What am I doing here, so many miles away from the people who have to face the emptiness every.single.moment? How is it fair for me to go on with life and expect them to take care of everything, sort it out, learn to live? How does it make sense to tell all the caring people who ask "How are you?" that I'm ok? Or, for that matter, that I'm NOT??

How silly is this anyway? We all know good and well that no one is living forever. That when we marry our best friend, sometime one of us will have to go on alone. This stuff isn't a secret - some big, shocking surprise God suddenly springs on us! Mom lived a long, full life - 70 years and 50 of them happily married is nothing to sneeze at! In the last number of years she was quietly laying down more and more abilities. Quietly accepting being unable to do a lot of the things she loved. I am so, so happy she didn't have to go on doing that until nothing was left!

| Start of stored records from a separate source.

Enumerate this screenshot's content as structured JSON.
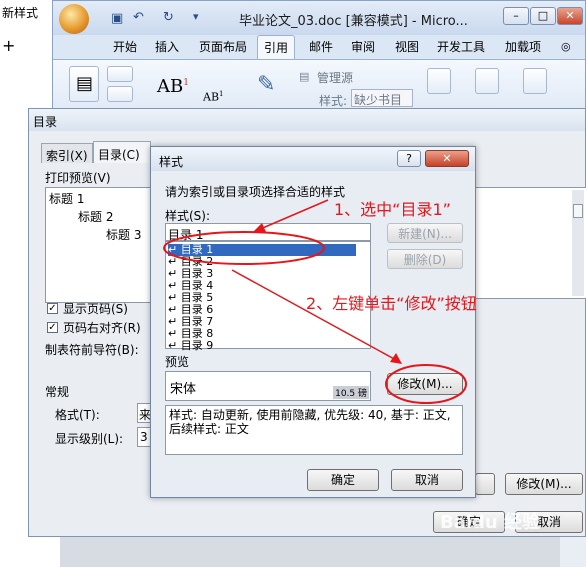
{
  "background": {
    "left_text": "新样式"
  },
  "word": {
    "title": "毕业论文_03.doc [兼容模式] - Micro...",
    "tabs": [
      "开始",
      "插入",
      "页面布局",
      "引用",
      "邮件",
      "审阅",
      "视图",
      "开发工具",
      "加载项"
    ],
    "active_tab": "引用",
    "ribbon": {
      "manage_sources": "管理源",
      "style_label": "样式:",
      "style_value": "缺少书目"
    }
  },
  "toc_dialog": {
    "title": "目录",
    "tabs": [
      "索引(X)",
      "目录(C)"
    ],
    "print_preview_label": "打印预览(V)",
    "preview_lines": [
      "标题 1",
      "标题 2",
      "标题 3"
    ],
    "show_page_numbers": "显示页码(S)",
    "right_align": "页码右对齐(R)",
    "tab_leader": "制表符前导符(B):",
    "general": "常规",
    "format_label": "格式(T):",
    "format_value": "来",
    "levels_label": "显示级别(L):",
    "levels_value": "3",
    "modify_button": "修改(M)...",
    "ok_button": "确定",
    "cancel_button": "取消"
  },
  "style_dialog": {
    "title": "样式",
    "help": "?",
    "close": "✕",
    "instruction": "请为索引或目录项选择合适的样式",
    "styles_label": "样式(S):",
    "styles_value": "目录 1",
    "items": [
      "目录 1",
      "目录 2",
      "目录 3",
      "目录 4",
      "目录 5",
      "目录 6",
      "目录 7",
      "目录 8",
      "目录 9"
    ],
    "new_button": "新建(N)...",
    "delete_button": "删除(D)",
    "preview_label": "预览",
    "preview_font": "宋体",
    "preview_size": "10.5 磅",
    "modify_button": "修改(M)...",
    "description": "样式: 自动更新, 使用前隐藏, 优先级: 40, 基于: 正文, 后续样式: 正文",
    "ok_button": "确定",
    "cancel_button": "取消"
  },
  "annotations": {
    "step1": "1、选中“目录1”",
    "step2": "2、左键单击“修改”按钮",
    "color": "#e6161a"
  },
  "watermark": "Baidu 经验"
}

There is no way in the world that I could wish her back to this broken world - if I had a wish, it might be that the two of them could have slipped peacefully away together hand in hand, but I could not wish her back. Still, she's gone. Gone.

All I can say to the conflicting of emotion and the little sense that it all makes is: I am human. I live in a fallen world. All of these feelings are real, all of them ok in their place. It is impossible that we know Joy without also knowing pain, there would be no dawn without the night, and how could we know true happiness without the contrast of deep sorrow? After all, there is no rainbow without the rain!

Emotions are confusing, feelings fickle, but I'm still as sure as ever that *I* know there is a God, and He is good.

4 comments:

Rachel Dawn said...

Ahh. I understand.

Bethany Eicher said...

Ahh. And it's good to know there are those who truly do! You are one of those.

Sharon Mast said...

I ache within when I think of you all, knowing that your grief has only begun. Blessings and hugs!

judith-ohtasteandsee.blogspot.com said...

yes, bethany, conflicting emotions... good and hard, peace and sorrow... is so much a part of this journey... God be with you, for only in are we able to keep on and to live.
praying for you as you walk this journey. love to you.